Tectonic changes in the global system are forcing all countries to redefine their strategic outlooks and growth models. But while changes are affecting every country, the EU faces a far more serious challenge that could put its very existence at risk.
This is not the first time that the EU has found itself at a crossroads. Global crises tend to throw the bloc into an existential spiral that calls into question its priorities, structure and purpose. Whether Europe remains a major global player depends on its response to an unprecedented confluence of emergencies. The most prominent is undoubtedly the war in Ukraine, which has provided a stark reminder that the EU must develop its own security identity to defend its borders.
But other issues are equally pressing. The escalating rivalry between the US and China is redrawing the map of global power. As the world increasingly divides into competing blocs, Europe must decide whether to align itself entirely with the US or retain a modicum of policy autonomy. On climate change, the EU positioned itself as a global agenda-setter after the US withdrew from the Paris Agreement in 2020. But with the US fully recommitted to the climate fight and investing heavily in clean energy subsidies, Europe must redefine its stance. Will the bloc develop its own version of the Biden administration’s Inflation Reduction Act and embark on a subsidy race with the US and China? Or will it build on its own DNA and respond with trade and competition instruments? European leaders’ recent statements suggest they are leaning toward the former. Either way, they must decide in a timely fashion.

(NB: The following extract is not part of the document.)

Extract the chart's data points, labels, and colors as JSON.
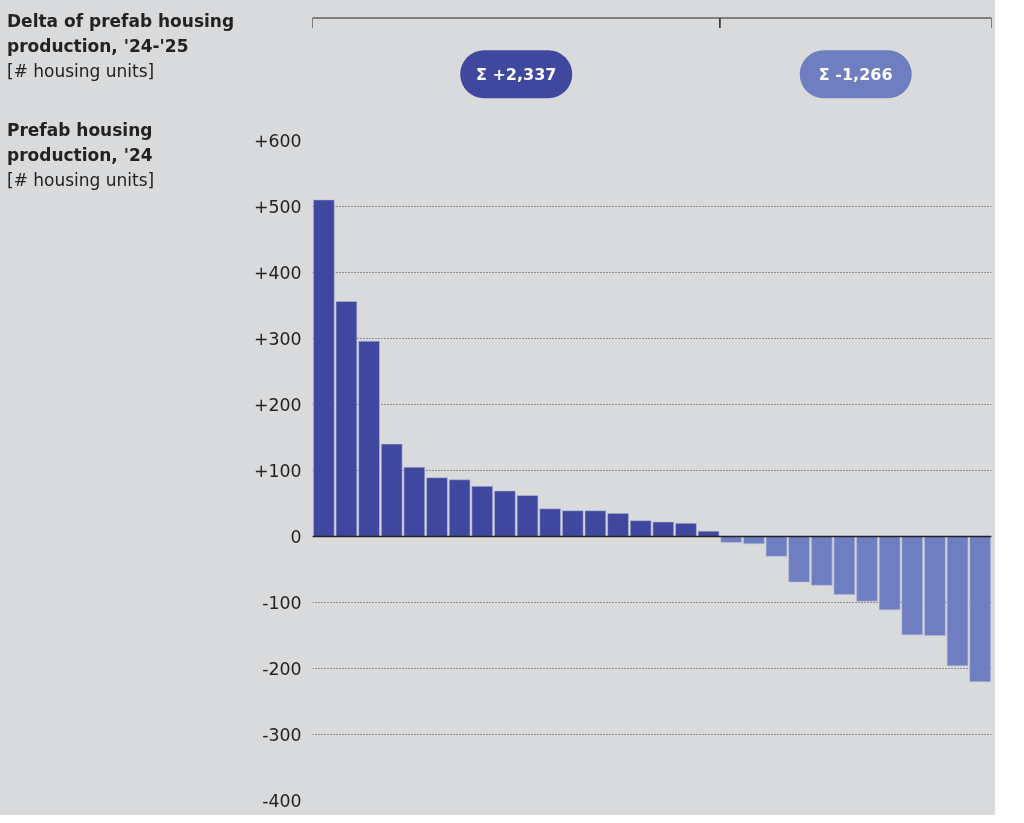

Europe has reinvented itself twice before, and this inflection point is significant enough to call for a third reinvention. In the mid-1980s, as stagnant growth and high unemployment led economists and political scientists (particularly on the American right) to coin the term “eurosclerosis,” then-European Commission President Jacques Delors began drawing up plans for an economically integrated continent. Those plans became the single market program and laid the groundwork for the creation of the eurozone. Globalization proved to be another turning point. In the early 2000s, the UK Chancellor of the Exchequer Gordon Brown questioned the wisdom of pursuing European integration when the whole world was already rapidly integrating. As Russia and China had entered the global economy and joined the International Monetary Fund and World Trade Organization, regional integration seemed passe.
The EU’s response to Brown’s challenge was to reinvent itself as a shaper of global standards. Over the past 20 years, European policymakers have taken a leading role in designing the rules-based international order, exporting regulatory standards for accounting, safety, privacy and consumer protection. As The Wall Street Journal put it, the EU became “the world’s regulator,” using its rulemaking as a form of soft power. But this type of soft power works only in a world governed by rules. Harvard’s Joseph S. Nye Jr., who introduced the concept in the late 1980s, explained that the difference between hard and soft power is that the former is fungible – meaning transferable from sphere to sphere – whereas the latter is not. In other words, military power can help countries gain economic power and vice versa, but regulatory strength does not translate into military or even economic clout.
That is why the EU must reinvent itself again. In a world where autocrats and their supporters increasingly flout the rules that govern the Western-dominated liberal order, the EU can no longer rely on rules-setting to pursue its strategic goals. It needs a new purpose and identity. To this end, Marco Buti and Marcello Messori have come up with a framework that attempts to reconcile the EU’s domestic and foreign policy agendas. The EU, they argue, should build on its comparative advantages and focus on delivering European public goods. This concept makes a lot of sense. It is broad enough to apply to defense, security, energy and climate action. It is also compatible with the EU’s subsidiarity principle, which holds that decisions should be made by member states whenever sufficient to reach common objectives. It would enable policymakers to switch from centralized tools to local initiatives when needed and could serve as a practical yardstick for deciding what counts as excessive centralization of power. Moreover, citizens could easily understand why some actions fall within the EU’s jurisdiction, while others remain the responsibility of member states.
But even if it adopted this framework, the EU would still have some difficult choices to make. The reason why the EU lacks a common defense policy is not that member states fail to see that they would be better off acting together; it is that they do not trust each other and distrust the EU’s institutions even more. Similarly, European countries recognize that a common energy policy is in their collective interest; the reason they have failed to agree on one is that their national priorities differ widely. The EU’s recent spree of emergency borrowing to mitigate the impact of the COVID-19 pandemic offers important insights into the current state of European integration. Instead of being directed toward common initiatives, most of the money that was raised through the emergency program was transferred to individual member states. On balance, the subsidiarity principle would seem to favor endorsing the European public goods approach. But European countries must overcome individual reservations and learn to work together. The road toward a new European model may be mapped out, but it will be long and difficult.